During his interview with Enab Baladi, the researcher also pointed out the residence of close associates of the regime in the UAE that seeks to transform Dubai into an international financial and trade center; it attracts the money of escapees from sanctions (Russian businessmen for example) without inquiring about the source of such funds.

The United Arab Emirates’ investments in Syria remain narrow owing to United States sanctions that curb economic expansion with the regime, as well as Syrian factors such as economic mismanagement, corruption, and destroyed infrastructure. This significantly limits the investment opportunities currently available and their economic viability. In this case, the UAE is competing with Russia and Iran for what is left in Syria.

In March 2021, the Emirati Foreign Minister, Abdullah bin Zayed, stated that the biggest challenge facing coordination and joint action with Syria is the US-imposed Caesar Act on the Syrian regime.

Maintaining the act was considered to make it extremely difficult not only for states to act but also for the private sector. He stressed that his country will discuss the matter with the United States.

Researcher Hamid considers that there are regional considerations behind the UAE support, which are related to competition with neighboring countries, lining up in a particular ideological stream, or being hostile to another. But it also builds its interests in recognition of Assad’s victory and survival in power.

The Syrian regime does not have much to offer the UAE in this context as much as it is able to harm it, with the exclusion of the development of relations between the two parties from its current situation, in its economic and political aspects, according to the researcher.

The charm of politics

Facilitating Syrians’ travel to the Emirates, Golden Visas, and Syrian participation in the various events, festivals, and conferences hosted by Abu Dhabi; all these moves and “manifestations of friendship” are preceded and accompanied by sustained political activity that has broken the deadlock in the past and brought the UAE closer to the Syrian regime than any other Gulf country at present.

On 18 March, the UAE was the first Arab country to receive the Syrian regime’s president, Bashar al-Assad, on an official visit since the beginning of the popular protests in Syria in 2011.

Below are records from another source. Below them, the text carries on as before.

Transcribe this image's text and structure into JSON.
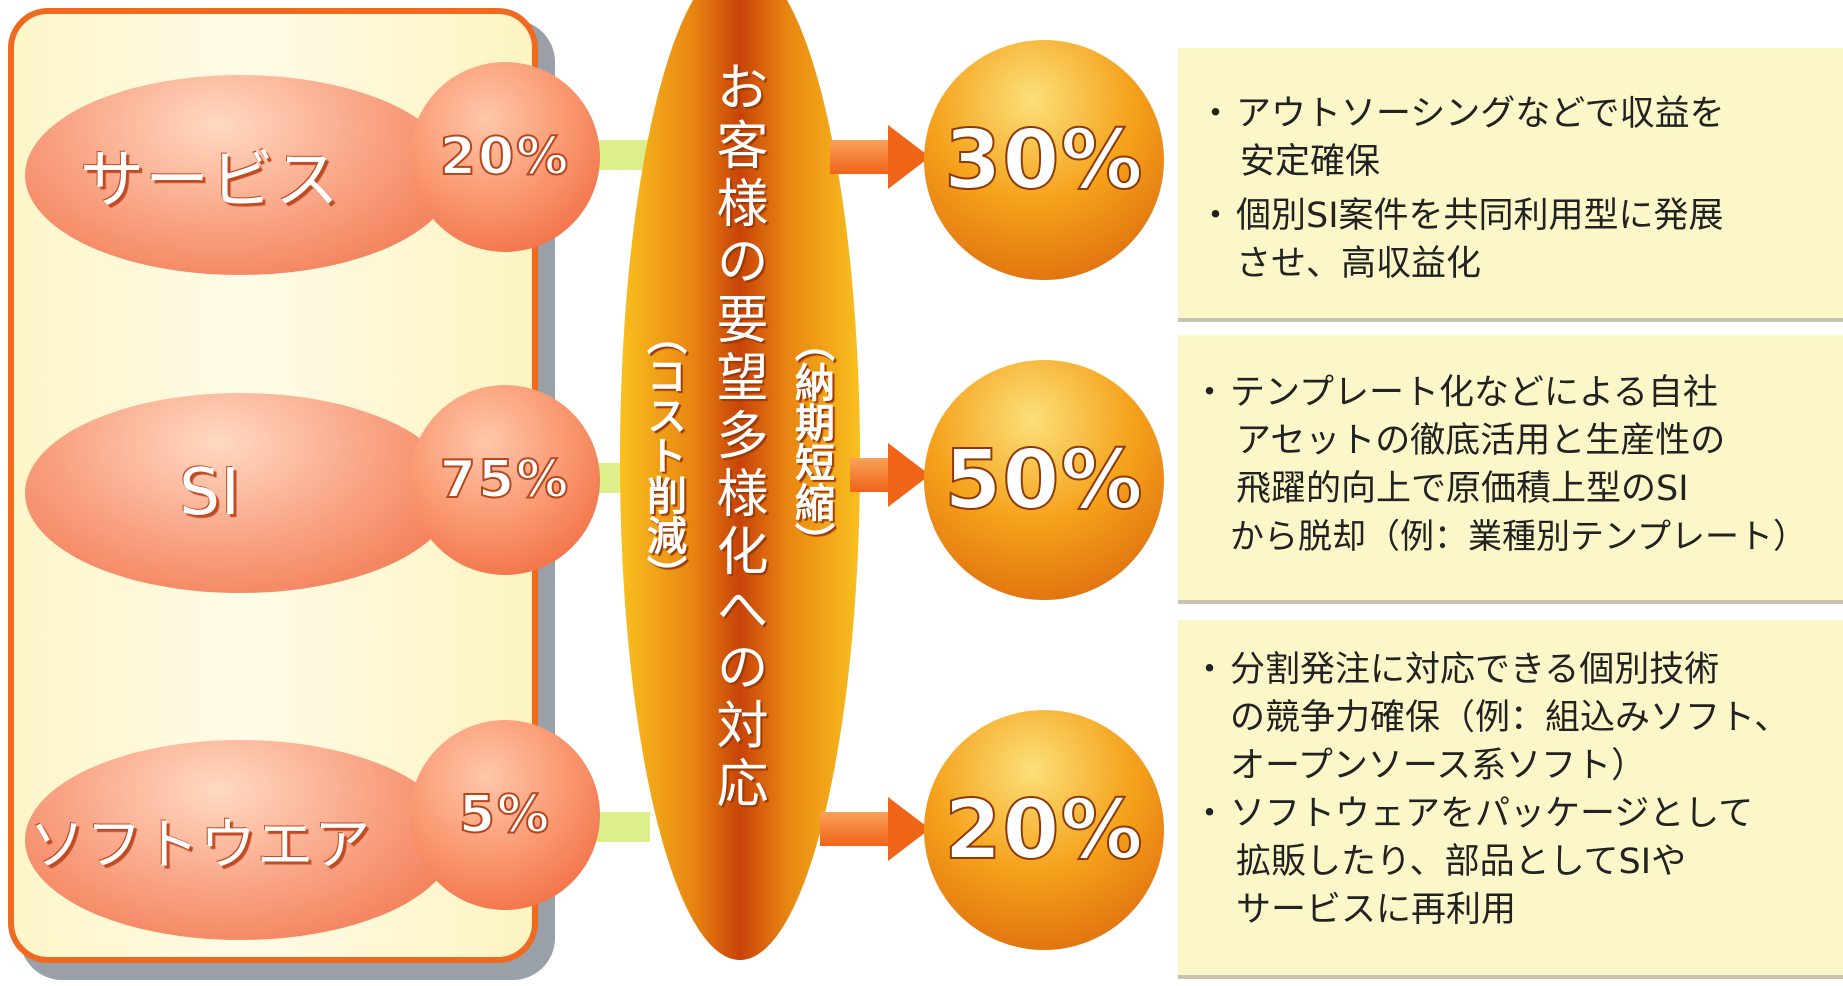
{
  "center": {
    "main": "お客様の要望多様化への対応",
    "sub_right": "（納期短縮）",
    "sub_left": "（コスト削減）"
  },
  "categories": [
    {
      "label": "サービス",
      "current": "20%",
      "target": "30%"
    },
    {
      "label": "SI",
      "current": "75%",
      "target": "50%"
    },
    {
      "label": "ソフトウエア",
      "current": "5%",
      "target": "20%"
    }
  ],
  "boxes": [
    {
      "bullets": [
        {
          "marker": "・",
          "lines": [
            "アウトソーシングなどで収益を",
            "安定確保"
          ]
        },
        {
          "marker": "・",
          "lines": [
            "個別SI案件を共同利用型に発展",
            "させ、高収益化"
          ]
        }
      ]
    },
    {
      "bullets": [
        {
          "marker": "・",
          "lines": [
            "テンプレート化などによる自社",
            "アセットの徹底活用と生産性の",
            "飛躍的向上で原価積上型のSI",
            "から脱却（例：業種別テンプレート）"
          ]
        }
      ]
    },
    {
      "bullets": [
        {
          "marker": "・",
          "lines": [
            "分割発注に対応できる個別技術",
            "の競争力確保（例：組込みソフト、",
            "オープンソース系ソフト）"
          ]
        },
        {
          "marker": "・",
          "lines": [
            "ソフトウェアをパッケージとして",
            "拡販したり、部品としてSIや",
            "サービスに再利用"
          ]
        }
      ]
    }
  ]
}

During his visit, al-Assad met Emirati leaders, headed by the then Vice President (current president), Mohammed bin Zayed, and the Deputy Prime Minister and Ruler of Dubai, Mohammed bin Rashid al-Maktoum.

This meeting was preceded by many preliminaries, including al-Assad’s reception of the UAE Foreign Minister in October 2021 and his phone call with the current Emirati president in the same month, after a year and a half of the previous contact that Abu Dhabi had initiated in March 2020 to discuss the issue of the outbreak of the Covid-19 pandemic.

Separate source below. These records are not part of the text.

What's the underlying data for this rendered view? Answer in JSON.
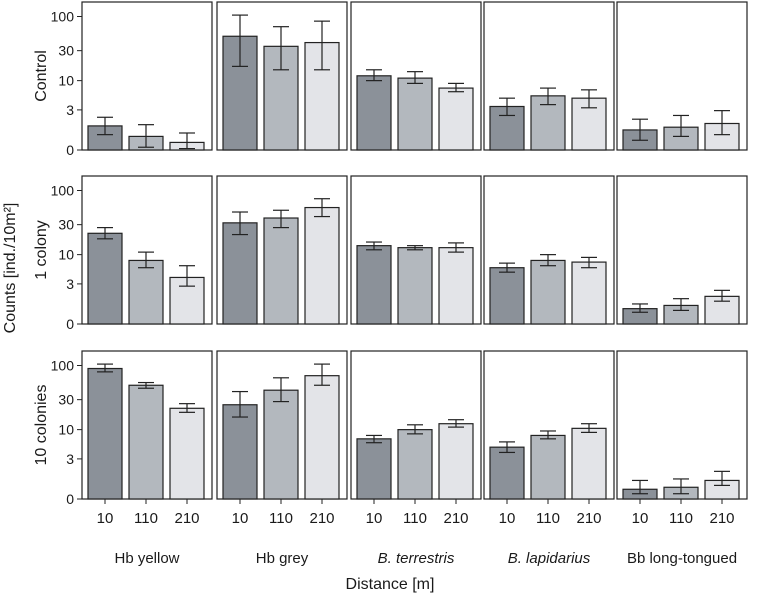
{
  "chart_data": {
    "type": "bar",
    "ylabel": "Counts [ind./10m²]",
    "xlabel": "Distance [m]",
    "yscale": "log(x+1)",
    "ylim": [
      0,
      160
    ],
    "yticks": [
      "0",
      "3",
      "10",
      "30",
      "100"
    ],
    "categories": [
      "10",
      "110",
      "210"
    ],
    "bar_colors": [
      "#8b9199",
      "#b3b8be",
      "#e3e4e8"
    ],
    "rows": [
      "Control",
      "1 colony",
      "10 colonies"
    ],
    "columns": [
      {
        "label": "Hb yellow",
        "italic": false
      },
      {
        "label": "Hb grey",
        "italic": false
      },
      {
        "label": "B. terrestris",
        "italic": true
      },
      {
        "label": "B. lapidarius",
        "italic": true
      },
      {
        "label": "Bb long-tongued",
        "italic": false
      }
    ],
    "panels": [
      [
        {
          "values": [
            1.3,
            0.6,
            0.3
          ],
          "err_low": [
            0.7,
            0.1,
            0.05
          ],
          "err_high": [
            2.1,
            1.4,
            0.8
          ]
        },
        {
          "values": [
            50,
            35,
            40
          ],
          "err_low": [
            17,
            15,
            15
          ],
          "err_high": [
            105,
            70,
            85
          ]
        },
        {
          "values": [
            12,
            11,
            7.5
          ],
          "err_low": [
            10,
            9,
            6.5
          ],
          "err_high": [
            15,
            14,
            9
          ]
        },
        {
          "values": [
            3.5,
            5.5,
            5
          ],
          "err_low": [
            2.3,
            3.8,
            3.3
          ],
          "err_high": [
            5,
            7.5,
            7
          ]
        },
        {
          "values": [
            1.0,
            1.2,
            1.5
          ],
          "err_low": [
            0.4,
            0.6,
            0.7
          ],
          "err_high": [
            1.9,
            2.3,
            2.9
          ]
        }
      ],
      [
        {
          "values": [
            22,
            8,
            4
          ],
          "err_low": [
            18,
            6,
            2.7
          ],
          "err_high": [
            27,
            11,
            6.5
          ]
        },
        {
          "values": [
            32,
            38,
            55
          ],
          "err_low": [
            21,
            27,
            40
          ],
          "err_high": [
            47,
            50,
            75
          ]
        },
        {
          "values": [
            14,
            13,
            13
          ],
          "err_low": [
            12,
            12,
            11
          ],
          "err_high": [
            16,
            14,
            15.5
          ]
        },
        {
          "values": [
            6,
            8,
            7.5
          ],
          "err_low": [
            5,
            6.5,
            6
          ],
          "err_high": [
            7.2,
            10,
            9
          ]
        },
        {
          "values": [
            0.7,
            0.9,
            1.6
          ],
          "err_low": [
            0.5,
            0.6,
            1.2
          ],
          "err_high": [
            1.0,
            1.4,
            2.2
          ]
        }
      ],
      [
        {
          "values": [
            90,
            50,
            22
          ],
          "err_low": [
            80,
            45,
            19
          ],
          "err_high": [
            105,
            55,
            26
          ]
        },
        {
          "values": [
            25,
            42,
            70
          ],
          "err_low": [
            16,
            28,
            50
          ],
          "err_high": [
            40,
            65,
            105
          ]
        },
        {
          "values": [
            7,
            10,
            12.5
          ],
          "err_low": [
            6,
            8.5,
            11
          ],
          "err_high": [
            8,
            12,
            14.5
          ]
        },
        {
          "values": [
            5,
            8,
            10.5
          ],
          "err_low": [
            4,
            7,
            9
          ],
          "err_high": [
            6.2,
            9.5,
            12.5
          ]
        },
        {
          "values": [
            0.4,
            0.5,
            0.9
          ],
          "err_low": [
            0.2,
            0.2,
            0.6
          ],
          "err_high": [
            0.9,
            1.0,
            1.6
          ]
        }
      ]
    ]
  }
}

After freezing its membership in 2011, the UAE had called on several occasions for the regime’s return to the Arab League, in a position that contradicts the vision of its Gulf “brothers,” specifically Saudi Arabia and Qatar.

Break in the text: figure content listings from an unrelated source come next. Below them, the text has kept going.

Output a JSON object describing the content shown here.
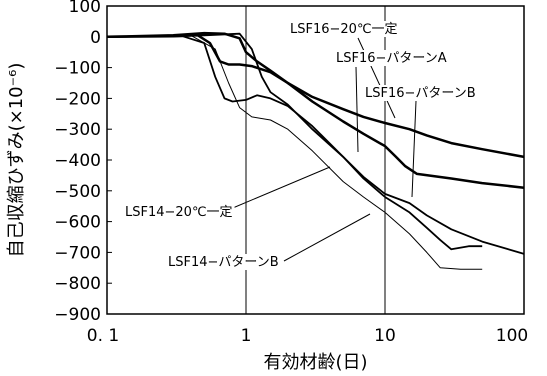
{
  "chart_data": {
    "type": "line",
    "xlabel": "有効材齢(日)",
    "ylabel": "自己収縮ひずみ(×10⁻⁶)",
    "x_scale": "log",
    "xlim": [
      0.1,
      100
    ],
    "ylim": [
      -900,
      100
    ],
    "x_ticks": [
      {
        "value": 0.1,
        "label": "0. 1"
      },
      {
        "value": 1,
        "label": "1"
      },
      {
        "value": 10,
        "label": "10"
      },
      {
        "value": 100,
        "label": "100"
      }
    ],
    "y_ticks": [
      {
        "value": 100,
        "label": "100"
      },
      {
        "value": 0,
        "label": "0"
      },
      {
        "value": -100,
        "label": "−100"
      },
      {
        "value": -200,
        "label": "−200"
      },
      {
        "value": -300,
        "label": "−300"
      },
      {
        "value": -400,
        "label": "−400"
      },
      {
        "value": -500,
        "label": "−500"
      },
      {
        "value": -600,
        "label": "−600"
      },
      {
        "value": -700,
        "label": "−700"
      },
      {
        "value": -800,
        "label": "−800"
      },
      {
        "value": -900,
        "label": "−900"
      }
    ],
    "grid": {
      "x_major": true,
      "y": false
    },
    "series": [
      {
        "name": "LSF16−20℃一定",
        "stroke": 2.5,
        "points": [
          [
            0.1,
            0
          ],
          [
            0.3,
            5
          ],
          [
            0.5,
            12
          ],
          [
            0.7,
            10
          ],
          [
            0.9,
            -5
          ],
          [
            1.0,
            -50
          ],
          [
            1.2,
            -80
          ],
          [
            1.5,
            -110
          ],
          [
            2,
            -150
          ],
          [
            3,
            -195
          ],
          [
            5,
            -235
          ],
          [
            7,
            -260
          ],
          [
            10,
            -280
          ],
          [
            15,
            -300
          ],
          [
            20,
            -320
          ],
          [
            30,
            -345
          ],
          [
            50,
            -365
          ],
          [
            100,
            -390
          ]
        ]
      },
      {
        "name": "LSF16−パターンA",
        "stroke": 2.5,
        "points": [
          [
            0.1,
            0
          ],
          [
            0.3,
            2
          ],
          [
            0.45,
            5
          ],
          [
            0.55,
            -20
          ],
          [
            0.65,
            -80
          ],
          [
            0.75,
            -90
          ],
          [
            0.9,
            -90
          ],
          [
            1.1,
            -95
          ],
          [
            1.5,
            -115
          ],
          [
            2,
            -150
          ],
          [
            3,
            -210
          ],
          [
            5,
            -275
          ],
          [
            7,
            -315
          ],
          [
            10,
            -355
          ],
          [
            12,
            -390
          ],
          [
            14,
            -420
          ],
          [
            17,
            -445
          ],
          [
            30,
            -460
          ],
          [
            50,
            -475
          ],
          [
            100,
            -490
          ]
        ]
      },
      {
        "name": "LSF16−パターンB",
        "stroke": 1.8,
        "points": [
          [
            0.1,
            0
          ],
          [
            0.35,
            2
          ],
          [
            0.5,
            -20
          ],
          [
            0.6,
            -130
          ],
          [
            0.7,
            -200
          ],
          [
            0.8,
            -210
          ],
          [
            1.0,
            -205
          ],
          [
            1.2,
            -190
          ],
          [
            1.5,
            -200
          ],
          [
            2,
            -225
          ],
          [
            3,
            -290
          ],
          [
            5,
            -390
          ],
          [
            7,
            -455
          ],
          [
            10,
            -510
          ],
          [
            15,
            -540
          ],
          [
            20,
            -580
          ],
          [
            30,
            -625
          ],
          [
            50,
            -665
          ],
          [
            100,
            -705
          ]
        ]
      },
      {
        "name": "LSF14−20℃一定",
        "stroke": 1.8,
        "points": [
          [
            0.1,
            0
          ],
          [
            0.5,
            5
          ],
          [
            0.9,
            10
          ],
          [
            1.1,
            -40
          ],
          [
            1.3,
            -130
          ],
          [
            1.5,
            -180
          ],
          [
            2,
            -220
          ],
          [
            3,
            -300
          ],
          [
            5,
            -390
          ],
          [
            7,
            -460
          ],
          [
            10,
            -520
          ],
          [
            15,
            -570
          ],
          [
            20,
            -620
          ],
          [
            25,
            -660
          ],
          [
            30,
            -690
          ],
          [
            40,
            -680
          ],
          [
            50,
            -680
          ]
        ]
      },
      {
        "name": "LSF14−パターンB",
        "stroke": 1.0,
        "points": [
          [
            0.1,
            0
          ],
          [
            0.4,
            5
          ],
          [
            0.6,
            -40
          ],
          [
            0.75,
            -150
          ],
          [
            0.9,
            -230
          ],
          [
            1.1,
            -260
          ],
          [
            1.5,
            -270
          ],
          [
            2,
            -300
          ],
          [
            3,
            -370
          ],
          [
            5,
            -470
          ],
          [
            7,
            -520
          ],
          [
            10,
            -570
          ],
          [
            15,
            -640
          ],
          [
            20,
            -700
          ],
          [
            25,
            -750
          ],
          [
            35,
            -755
          ],
          [
            50,
            -755
          ]
        ]
      }
    ],
    "annotations": [
      {
        "text": "LSF16−20℃一定",
        "series": 0
      },
      {
        "text": "LSF16−パターンA",
        "series": 1
      },
      {
        "text": "LSF16−パターンB",
        "series": 2
      },
      {
        "text": "LSF14−20℃一定",
        "series": 3
      },
      {
        "text": "LSF14−パターンB",
        "series": 4
      }
    ]
  }
}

The researcher at the Syrian Dialogue Center, Pr. Ahmad Korabi linked the Emirati relationship with the Syrian regime to Abu Dhabi’s position on the wave of the Arab Spring in general, which is generally conservative and supportive of the “counter-revolution” movement.

According to Korabi, the matter is not related to the UAE achieving direct benefits, and it is also unrealistic to believe that Abu Dhabi is seeking to lure the regime and distance it from Iran, as this mechanism has already proven its failure over the course of four years of Emirati-Syrian relations, during which the regime has increasingly fallen under Iranian influence and drowned Arab countries with drugs.

Based on these indicators, it appears that an Emirati strategic approach is driving the relationship, given that closing the Syrian file may close the file of the Arab Spring revolutions in Abu Dhabi’s view.

The Emirati rapprochement with the regime can be considered one of the fruits of an Israeli-Emirati rapprochement as well since al-Assad’s survival in power is in Israel’s interest. It is likely that the rapprochement is a regional understanding in which the UAE participates, while Russia urges it and Israel does not mind it, according to the researcher.